Nitric oxide donor-induced increase in permeability of the blood-brain barrier.
Department of Physiology and Biophysics, University of Nebraska Medical Center, Omaha, NE 68198-4575, USA. email@example.com
The goal of the present study was to determine the effect of nitric oxide (NO) donors on the permeability of the blood-brain barrier in vivo. We examined the pial microcirculation in rats using intravital fluorescence microscopy. Permeability of the blood-brain barrier was quantitated by calculating the clearance of fluorescent-labeled dextran (M(w)=10000 Da; FITC-dextran-10K) during suffusion with vehicle, S-nitroso-N-acetylpenicillamine (SNAP; 100 microM) and 3-morpholinosydnonimin (SIN-1; 100 microM). In addition, we examined changes in arteriolar diameter during suffusion with vehicle, SNAP and SIN-1. During suffusion with vehicle, clearance of FITC-dextran-10K from pial vessels and diameter of pial arterioles remained relatively constant during the experimental period.

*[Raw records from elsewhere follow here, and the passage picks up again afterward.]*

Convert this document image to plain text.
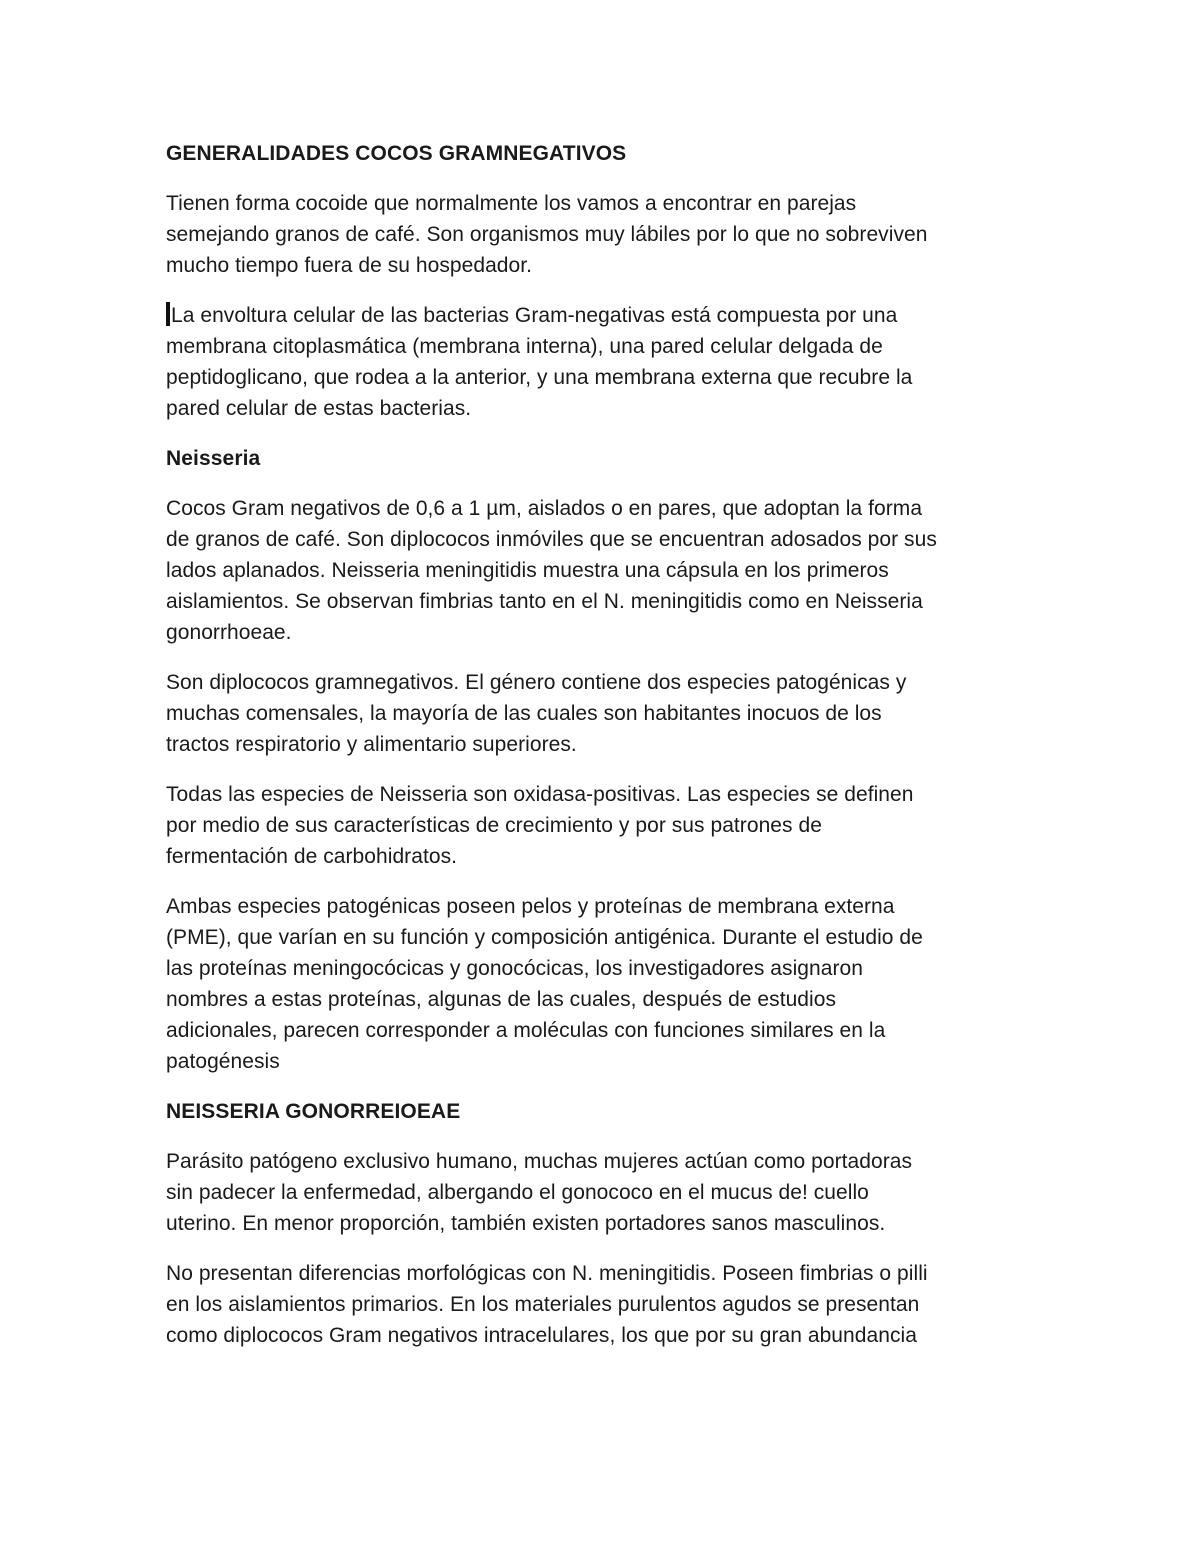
GENERALIDADES COCOS GRAMNEGATIVOS
Tienen forma cocoide que normalmente los vamos a encontrar en parejas
semejando granos de café. Son organismos muy lábiles por lo que no sobreviven
mucho tiempo fuera de su hospedador.
La envoltura celular de las bacterias Gram-negativas está compuesta por una
membrana citoplasmática (membrana interna), una pared celular delgada de
peptidoglicano, que rodea a la anterior, y una membrana externa que recubre la
pared celular de estas bacterias.
Neisseria
Cocos Gram negativos de 0,6 a 1 µm, aislados o en pares, que adoptan la forma
de granos de café. Son diplococos inmóviles que se encuentran adosados por sus
lados aplanados. Neisseria meningitidis muestra una cápsula en los primeros
aislamientos. Se observan fimbrias tanto en el N. meningitidis como en Neisseria
gonorrhoeae.
Son diplococos gramnegativos. El género contiene dos especies patogénicas y
muchas comensales, la mayoría de las cuales son habitantes inocuos de los
tractos respiratorio y alimentario superiores.
Todas las especies de Neisseria son oxidasa-positivas. Las especies se definen
por medio de sus características de crecimiento y por sus patrones de
fermentación de carbohidratos.
Ambas especies patogénicas poseen pelos y proteínas de membrana externa
(PME), que varían en su función y composición antigénica. Durante el estudio de
las proteínas meningocócicas y gonocócicas, los investigadores asignaron
nombres a estas proteínas, algunas de las cuales, después de estudios
adicionales, parecen corresponder a moléculas con funciones similares en la
patogénesis
NEISSERIA GONORREIOEAE
Parásito patógeno exclusivo humano, muchas mujeres actúan como portadoras
sin padecer la enfermedad, albergando el gonococo en el mucus de! cuello
uterino. En menor proporción, también existen portadores sanos masculinos.
No presentan diferencias morfológicas con N. meningitidis. Poseen fimbrias o pilli
en los aislamientos primarios. En los materiales purulentos agudos se presentan
como diplococos Gram negativos intracelulares, los que por su gran abundancia
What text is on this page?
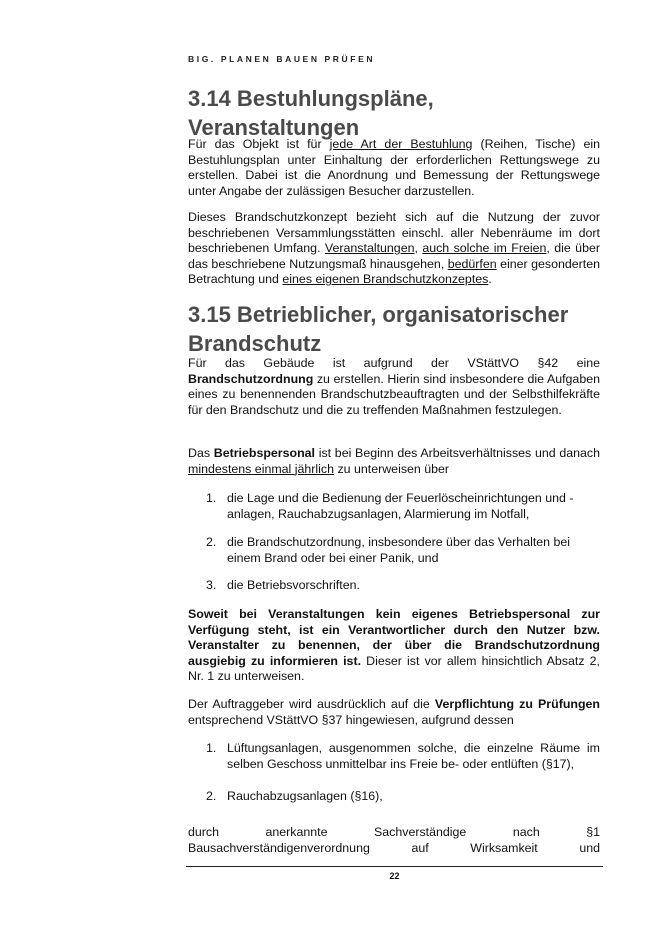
BIG. PLANEN BAUEN PRÜFEN
3.14 Bestuhlungspläne,
Veranstaltungen

Für das Objekt ist für jede Art der Bestuhlung (Reihen, Tische) ein Bestuhlungsplan unter Einhaltung der erforderlichen Rettungswege zu erstellen. Dabei ist die Anordnung und Bemessung der Rettungswege unter Angabe der zulässigen Besucher darzustellen.

Dieses Brandschutzkonzept bezieht sich auf die Nutzung der zuvor beschriebenen Versammlungsstätten einschl. aller Nebenräume im dort beschriebenen Umfang. Veranstaltungen, auch solche im Freien, die über das beschriebene Nutzungsmaß hinausgehen, bedürfen einer gesonderten Betrachtung und eines eigenen Brandschutzkonzeptes.

3.15 Betrieblicher, organisatorischer
Brandschutz

Für das Gebäude ist aufgrund der VStättVO §42 eine Brandschutzordnung zu erstellen. Hierin sind insbesondere die Aufgaben eines zu benennenden Brandschutzbeauftragten und der Selbsthilfekräfte für den Brandschutz und die zu treffenden Maßnahmen festzulegen.

Das Betriebspersonal ist bei Beginn des Arbeitsverhältnisses und danach mindestens einmal jährlich zu unterweisen über

1. die Lage und die Bedienung der Feuerlöscheinrichtungen und -anlagen, Rauchabzugsanlagen, Alarmierung im Notfall,
2. die Brandschutzordnung, insbesondere über das Verhalten bei einem Brand oder bei einer Panik, und
3. die Betriebsvorschriften.

Soweit bei Veranstaltungen kein eigenes Betriebspersonal zur Verfügung steht, ist ein Verantwortlicher durch den Nutzer bzw. Veranstalter zu benennen, der über die Brandschutzordnung ausgiebig zu informieren ist. Dieser ist vor allem hinsichtlich Absatz 2, Nr. 1 zu unterweisen.

Der Auftraggeber wird ausdrücklich auf die Verpflichtung zu Prüfungen entsprechend VStättVO §37 hingewiesen, aufgrund dessen

1. Lüftungsanlagen, ausgenommen solche, die einzelne Räume im selben Geschoss unmittelbar ins Freie be- oder entlüften (§17),
2. Rauchabzugsanlagen (§16),

durch anerkannte Sachverständige nach §1 Bausachverständigenverordnung auf Wirksamkeit und

22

In contrast, suffusion with SNAP or SIN-1 markedly increased clearance of FITC-dextran-10K from the cerebral microcirculation and produced a rapid, sustained dilatation of pial arterioles. Thus, NO donors increase the permeability of the blood-brain barrier and produce pronounced dilatation of cerebral arterioles. In light of evidence suggesting that NO donors may produce their effect by the simultaneous release of NO and superoxide anion to form peroxynitrite, we elected to examine the role of superoxide anion in increases in permeability of the blood-brain barrier in response to SNAP and SIN-1. We found that suffusion with tiron (1 mM) did not alter basal permeability of the blood-brain barrier, but significantly inhibited increases in permeability of the blood-brain barrier in response to SNAP and SIN-1. In addition, tiron did not alter baseline diameter of cerebral arterioles, or SNAP- and SIN-1-induced cerebrovasodilatation. The findings of the present study suggest that NO donors produce an increase in permeability of the blood-brain barrier which appears to be related to the presence of NO and superoxide anion, to presumably form peroxynitrite. We suggest that increases in NO formation observed during brain trauma may contribute to disruption of the blood-brain barrier.